I was on a varsity sports team for three years. After the Wood party, the anger towards athletic culture is warranted.

Rebecca Tauber

Every so often, news headlines are full of stories about students pledging fraternities or sororities who get tragically injured or even die during hazing rituals. When this happens, it ruptures a sense of community safety and requires people to take personal responsibility. It also often sparks schoolwide or even nationwide conversations about the dangers of hazing and the underlying problems with Greek life.

Not all fraternities and sororities have hazing rituals, and many student groups that are not a part of Greek life also have hazing rituals. But it would be absurd for universities to talk about this issue as a problem at large, disconnected from the dynamics of Greek life.

Similarly, it would be ignorant of us to talk about the party at Wood without addressing athletic culture at large. Of course, many non-athletes go to parties (even during COVID), and not all athletes were at this particular party. One of my closest friends here is an athlete who follows the COVID and College rules to a higher degree than anyone else I know. But we are fooling ourselves if we ignore the larger dynamics at play here.
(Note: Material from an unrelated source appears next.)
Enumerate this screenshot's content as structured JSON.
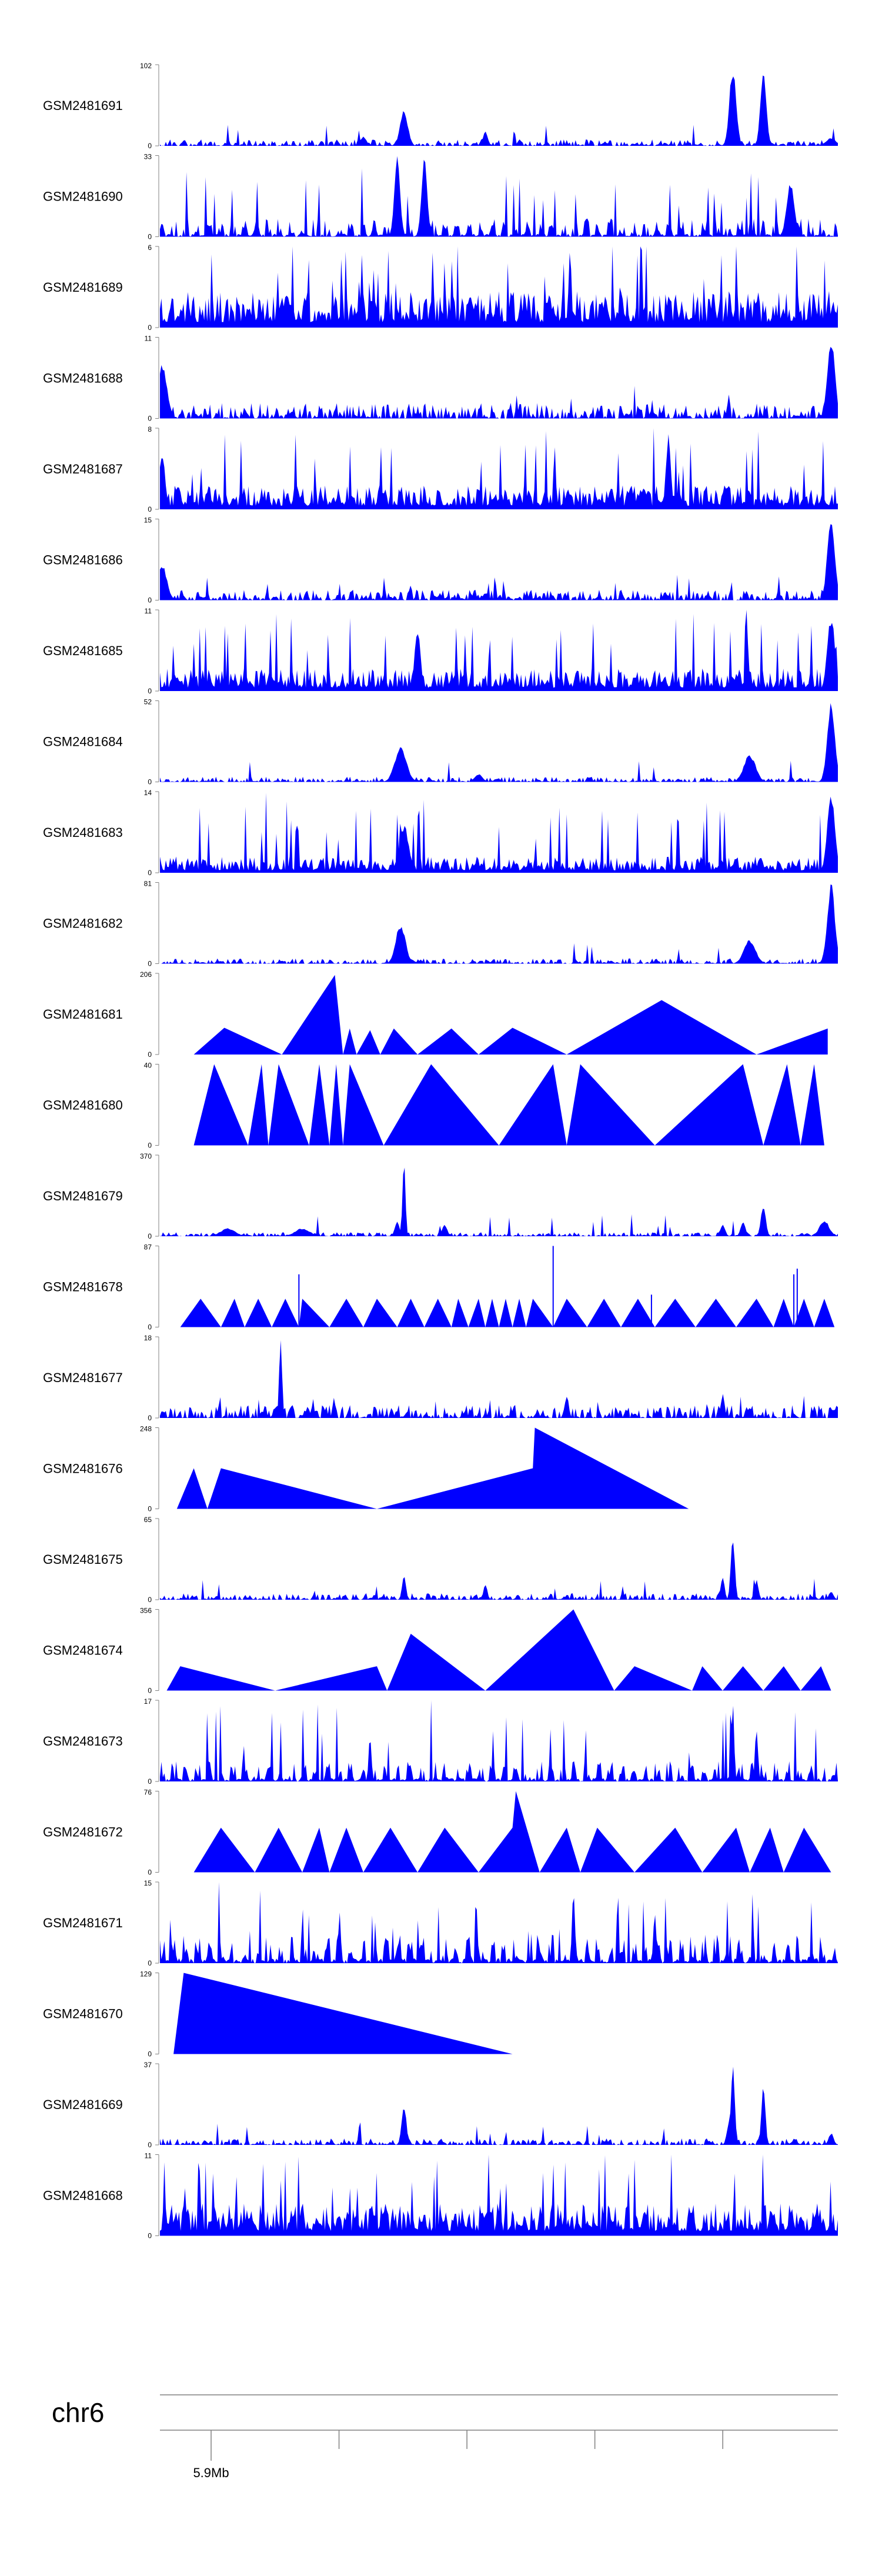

The Wood party brought to the surface underlying social hierarchies and power dynamics that have always existed at Williams. I write this as a former athlete of a sport drenched in privilege (rowing): We must use this moment to recognize how playing a sport at Williams provides a form of power in this community.

The moment I stepped onto campus as a first-year, I immediately had this feeling that I had to “make it” on the crew team because I could sense that my social life would be easier. I would automatically have a set of friends, upperclassmen mentors, parties to attend, and a group to be a part of. For some people, playing a sport here even gives them an almost-assurance they’ll get in, months before anyone else knows their admission status.

There are so many other ways this college is built for athletes: The able-bodied image of the ideal Williams student that tells disabled students they are not welcome. The ability (socially and often socioeconomically) to sign for one of the very few off-campus houses freshman or sophomore year that provide a form of social clout and play an outsized role in campus social life. The way that recruiting disproportionately benefits richer, whiter students. The fact that during the pandemic, athletes can gather both indoors and outdoors in groups larger than 10 to practice, with access to athletic facilities almost every day of the week, while non-athletes cannot access athletic equipment nearly as often or gather in groups over 10. Meanwhile, other student groups do not have access to similar spaces and cannot gather inside in the same way, even for extra-curricular meetings.

I hope that we as a community can take this opportunity to critically examine the power dynamics and social hierarchies that the Wood party merely shone an extra-bright spotlight on. 

To the administration: Instead of telling students to “be nice” and reprimanding them for expressing anger at these dynamics the party merely brought to the fore, take this chance to start conversations about these underlying problems. Ask why students may be reacting this way to begin with, and consider ways to shift the culture and power on this campus so that it is less divided and more inclusive of those who do not fit the historic ideal of the Williams student. 

To my fellow athletes, whether you were at the party or not: Think about these power dynamics and social hierarchies that we all uphold (I include myself here because although I no longer row, I spent three years here on the crew team). If your team had a large percentage of on-campus students go remote, what does that say about your team culture? Did you breathe a sigh of relief because it was this party that was busted, and not a party you hosted last semester? How will you reckon with this, not just through individual responsibility, but as a collective?

I am not telling anyone to quit their sports team or disavow organized athletics. As someone who rowed competitively for seven years, I know how much joy, meaning, and purpose athletics can bring. And I know the pain that comes with losing competition seasons due to the pandemic. But I also know that being on a team at Williams is a privilege, not a right. And I know that we cannot just go back to normal life, dig our heels in, and say we feel unfairly targeted. 

If we are lucky, if the Wood party was not a superspreader event and no one gets ill due to the extreme irresponsibility of some in our community, we cannot just exhale a sigh of relief and move on. We need to embrace the anger so many feel after many students who hold some of the most privilege on this campus put others at risk — particularly Black and Brown communities hit harder by the pandemic; immunocompromised and disabled students, faculty, and staff, many of whom put themselves at risk every day in order for us to attend school in person; students who rely on the College for housing; and the broader Berkshires community where most of us are four-year guests, not full-time residents.

We need to sit with the discomfort in the fact that this party pulled back the curtain on power dynamics that have always existed but that many of us have had the privilege to ignore. I know I will.

Rebecca Tauber ’21 is a history and English major and Jewish studies concentrator from Bala Cynwyd, Pa.